US intelligence assessments found Russia tried to influence campaigns to help Trump win in 2016, and again in failed 2020 race against Joe Biden.
Russia again favours Republican Donald Trump as its preferred candidate to win the US presidential election this year, a US intelligence official has said.
The official, briefing reporters on US election security, was careful not to name the former president and presumptive Republican nominee when asked who Moscow wants to see as the next US president.
But he indicated that Russia favoured Trump, adding that the US intelligence community had not changed its assessments of Moscow’s preference from previous elections.

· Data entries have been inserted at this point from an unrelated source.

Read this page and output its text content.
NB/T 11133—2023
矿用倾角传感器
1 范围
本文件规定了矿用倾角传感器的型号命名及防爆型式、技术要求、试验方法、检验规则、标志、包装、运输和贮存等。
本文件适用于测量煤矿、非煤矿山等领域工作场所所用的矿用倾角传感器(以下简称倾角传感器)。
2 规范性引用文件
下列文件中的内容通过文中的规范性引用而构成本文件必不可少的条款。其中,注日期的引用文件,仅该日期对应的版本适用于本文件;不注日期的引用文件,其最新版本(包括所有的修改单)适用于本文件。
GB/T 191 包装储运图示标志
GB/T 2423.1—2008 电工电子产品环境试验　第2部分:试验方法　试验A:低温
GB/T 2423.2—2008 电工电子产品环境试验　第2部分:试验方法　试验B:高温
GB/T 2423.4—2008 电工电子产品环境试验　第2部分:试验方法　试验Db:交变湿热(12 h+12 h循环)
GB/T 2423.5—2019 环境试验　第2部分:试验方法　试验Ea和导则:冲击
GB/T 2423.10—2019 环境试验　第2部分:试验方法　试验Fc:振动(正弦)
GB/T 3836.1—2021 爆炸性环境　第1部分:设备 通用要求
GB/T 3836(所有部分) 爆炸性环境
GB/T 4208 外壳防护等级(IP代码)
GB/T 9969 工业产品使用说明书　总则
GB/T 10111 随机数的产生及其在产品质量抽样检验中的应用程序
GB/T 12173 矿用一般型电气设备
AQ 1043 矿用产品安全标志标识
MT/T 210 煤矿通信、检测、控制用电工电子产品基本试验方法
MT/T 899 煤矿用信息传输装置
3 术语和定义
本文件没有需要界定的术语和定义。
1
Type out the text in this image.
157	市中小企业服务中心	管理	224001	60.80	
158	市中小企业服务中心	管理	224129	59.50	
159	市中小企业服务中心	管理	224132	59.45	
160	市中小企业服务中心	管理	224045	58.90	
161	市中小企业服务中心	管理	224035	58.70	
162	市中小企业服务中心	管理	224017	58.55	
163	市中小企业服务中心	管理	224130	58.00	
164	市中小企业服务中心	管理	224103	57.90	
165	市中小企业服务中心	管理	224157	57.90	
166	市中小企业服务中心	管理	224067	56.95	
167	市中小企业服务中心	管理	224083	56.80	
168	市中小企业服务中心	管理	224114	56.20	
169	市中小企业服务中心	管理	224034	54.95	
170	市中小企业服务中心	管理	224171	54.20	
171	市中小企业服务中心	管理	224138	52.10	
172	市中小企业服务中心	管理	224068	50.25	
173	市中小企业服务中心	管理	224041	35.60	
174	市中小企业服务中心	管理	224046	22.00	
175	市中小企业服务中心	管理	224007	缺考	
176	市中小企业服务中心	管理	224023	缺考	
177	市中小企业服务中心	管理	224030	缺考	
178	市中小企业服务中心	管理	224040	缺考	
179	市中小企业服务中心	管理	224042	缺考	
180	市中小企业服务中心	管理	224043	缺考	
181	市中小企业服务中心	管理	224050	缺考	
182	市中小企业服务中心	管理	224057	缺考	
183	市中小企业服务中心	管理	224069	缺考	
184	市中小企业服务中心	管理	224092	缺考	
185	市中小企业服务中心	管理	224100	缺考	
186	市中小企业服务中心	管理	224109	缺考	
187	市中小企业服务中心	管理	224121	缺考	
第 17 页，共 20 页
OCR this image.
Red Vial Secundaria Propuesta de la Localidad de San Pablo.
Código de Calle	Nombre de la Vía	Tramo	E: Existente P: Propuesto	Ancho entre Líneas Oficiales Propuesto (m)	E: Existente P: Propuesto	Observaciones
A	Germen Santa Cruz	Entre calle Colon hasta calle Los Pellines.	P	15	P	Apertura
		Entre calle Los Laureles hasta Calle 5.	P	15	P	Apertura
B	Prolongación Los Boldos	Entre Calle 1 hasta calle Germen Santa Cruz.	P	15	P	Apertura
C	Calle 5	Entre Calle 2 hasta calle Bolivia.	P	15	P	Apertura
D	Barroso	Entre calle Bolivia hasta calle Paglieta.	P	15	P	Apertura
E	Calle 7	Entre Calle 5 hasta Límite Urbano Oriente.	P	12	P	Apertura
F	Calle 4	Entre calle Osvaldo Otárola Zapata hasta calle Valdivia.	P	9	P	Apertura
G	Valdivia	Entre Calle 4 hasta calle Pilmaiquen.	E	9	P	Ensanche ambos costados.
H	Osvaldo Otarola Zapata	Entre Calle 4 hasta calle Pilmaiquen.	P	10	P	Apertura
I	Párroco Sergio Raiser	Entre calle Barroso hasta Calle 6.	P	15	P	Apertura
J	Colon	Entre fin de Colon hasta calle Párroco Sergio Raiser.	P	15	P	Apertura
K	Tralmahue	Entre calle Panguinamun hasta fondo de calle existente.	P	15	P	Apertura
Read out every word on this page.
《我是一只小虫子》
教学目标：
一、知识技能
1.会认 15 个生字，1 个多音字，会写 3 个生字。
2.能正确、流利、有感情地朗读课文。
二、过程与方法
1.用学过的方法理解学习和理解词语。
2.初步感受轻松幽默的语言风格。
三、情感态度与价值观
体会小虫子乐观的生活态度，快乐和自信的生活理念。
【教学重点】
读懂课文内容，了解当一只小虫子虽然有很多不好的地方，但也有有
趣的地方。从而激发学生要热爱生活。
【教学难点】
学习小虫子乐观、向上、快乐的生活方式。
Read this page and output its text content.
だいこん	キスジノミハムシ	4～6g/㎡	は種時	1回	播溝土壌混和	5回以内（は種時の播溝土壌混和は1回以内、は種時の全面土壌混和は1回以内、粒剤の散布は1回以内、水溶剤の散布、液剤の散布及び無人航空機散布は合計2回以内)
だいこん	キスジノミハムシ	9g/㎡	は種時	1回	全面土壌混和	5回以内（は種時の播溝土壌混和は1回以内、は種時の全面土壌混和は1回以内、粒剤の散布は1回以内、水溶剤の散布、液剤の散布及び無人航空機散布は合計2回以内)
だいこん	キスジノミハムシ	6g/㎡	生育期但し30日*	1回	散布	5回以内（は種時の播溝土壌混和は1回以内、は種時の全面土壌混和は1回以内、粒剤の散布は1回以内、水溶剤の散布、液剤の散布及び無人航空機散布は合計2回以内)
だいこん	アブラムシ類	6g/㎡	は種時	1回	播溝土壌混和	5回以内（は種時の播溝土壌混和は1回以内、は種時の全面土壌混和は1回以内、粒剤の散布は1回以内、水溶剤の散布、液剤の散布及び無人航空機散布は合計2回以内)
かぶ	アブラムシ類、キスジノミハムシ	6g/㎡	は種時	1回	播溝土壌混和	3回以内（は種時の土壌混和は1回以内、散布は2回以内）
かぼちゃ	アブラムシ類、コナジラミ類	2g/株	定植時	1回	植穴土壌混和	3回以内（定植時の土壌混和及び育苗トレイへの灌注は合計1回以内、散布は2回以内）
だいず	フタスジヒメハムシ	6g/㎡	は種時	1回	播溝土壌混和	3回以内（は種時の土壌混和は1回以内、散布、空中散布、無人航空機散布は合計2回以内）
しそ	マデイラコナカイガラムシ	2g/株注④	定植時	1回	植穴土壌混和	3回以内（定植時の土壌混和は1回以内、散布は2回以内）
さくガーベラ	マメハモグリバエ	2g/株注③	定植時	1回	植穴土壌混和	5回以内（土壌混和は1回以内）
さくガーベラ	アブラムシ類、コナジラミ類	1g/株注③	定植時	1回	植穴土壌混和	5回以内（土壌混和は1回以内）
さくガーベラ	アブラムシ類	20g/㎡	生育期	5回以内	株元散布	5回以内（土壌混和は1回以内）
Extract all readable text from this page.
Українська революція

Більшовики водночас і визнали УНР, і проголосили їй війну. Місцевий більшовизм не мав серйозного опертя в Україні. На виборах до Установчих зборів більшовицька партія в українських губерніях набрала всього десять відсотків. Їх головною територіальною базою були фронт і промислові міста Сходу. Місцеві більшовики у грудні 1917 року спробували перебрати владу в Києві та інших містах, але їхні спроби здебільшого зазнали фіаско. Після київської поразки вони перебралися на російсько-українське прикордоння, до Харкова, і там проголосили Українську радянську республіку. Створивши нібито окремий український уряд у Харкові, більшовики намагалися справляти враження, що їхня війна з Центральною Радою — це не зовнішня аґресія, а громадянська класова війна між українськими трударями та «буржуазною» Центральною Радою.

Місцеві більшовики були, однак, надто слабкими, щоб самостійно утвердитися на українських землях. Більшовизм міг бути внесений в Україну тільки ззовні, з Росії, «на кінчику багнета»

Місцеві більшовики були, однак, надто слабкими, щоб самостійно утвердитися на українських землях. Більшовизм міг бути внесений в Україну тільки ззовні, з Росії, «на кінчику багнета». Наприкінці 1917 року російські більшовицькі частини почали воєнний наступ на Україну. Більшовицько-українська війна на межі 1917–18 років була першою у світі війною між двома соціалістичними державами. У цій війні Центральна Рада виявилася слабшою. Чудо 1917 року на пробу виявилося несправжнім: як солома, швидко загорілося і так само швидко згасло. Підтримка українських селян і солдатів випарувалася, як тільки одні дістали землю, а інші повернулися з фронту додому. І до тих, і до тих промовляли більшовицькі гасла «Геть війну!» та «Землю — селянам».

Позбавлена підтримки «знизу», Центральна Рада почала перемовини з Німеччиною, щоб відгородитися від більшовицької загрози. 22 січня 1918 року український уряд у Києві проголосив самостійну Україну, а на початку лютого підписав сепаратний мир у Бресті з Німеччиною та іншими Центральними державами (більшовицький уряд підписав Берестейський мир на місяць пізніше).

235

“We have not observed a shift in Russia’s preferences for the presidential race from past elections, given the role the US is playing with regard to Ukraine and broader policy toward Russia,” the official from the Office of the Director of National Intelligence (ODNI) said on Tuesday.
Previous assessments found that Moscow had tried, through influence campaigns, to help Trump win in 2016 against Hillary Clinton and in the 2020 campaign which he lost to current US President Joe Biden.
Russia’s influence operations
So far the US has not detected plans by any country to “degrade or disrupt” the country’s ability to hold the presidential elections in November, officials said at the briefing attended by the ODNI, FBI, and the National Coordinator for Critical Infrastructure Security and Resilience – an agency that conducts cyber-defence for the US government and private industry.
But Russia, the ODNI official said, continues through social media and other means to try to influence specific groups of US voters in battleground states by promoting “divisive narratives and denigrate specific politicians”, whom he did not name.
“Russia is undertaking a whole of government approach to influence the election, including the presidential, Congress and public opinion,” he said.
Moscow “determines which candidates they’re willing to support or oppose largely based on their stance toward further US aid to Ukraine and related issues,” said the official.
“It’s all the tactics we’ve seen before, primarily through social media efforts” and “using US voices to amplify their narratives”, the official added.
The Trump election campaign responded to the assessment of Russian support saying Biden was weak on Russia, as evidenced by Moscow’s invasion of Ukraine.
“When President Trump was in the Oval Office, Russia and all of America’s adversaries were deterred, because they feared how the United States would respond,” Karoline Leavitt, the Trump campaign’s press secretary, said in a statement.
The Russian embassy did not immediately respond to requests for comment.
Trump has frequently criticised the scale of US military support for Ukraine, which stands at some $60bn since Russia’s full-scale invasion in 2022. He has also called Ukrainian President Volodymyr Zelenskyy “the greatest salesman ever”.
Two of Trump’s national security advisers have presented plans to end US military support to Ukraine unless Kyiv opens talks with Russia to end the war.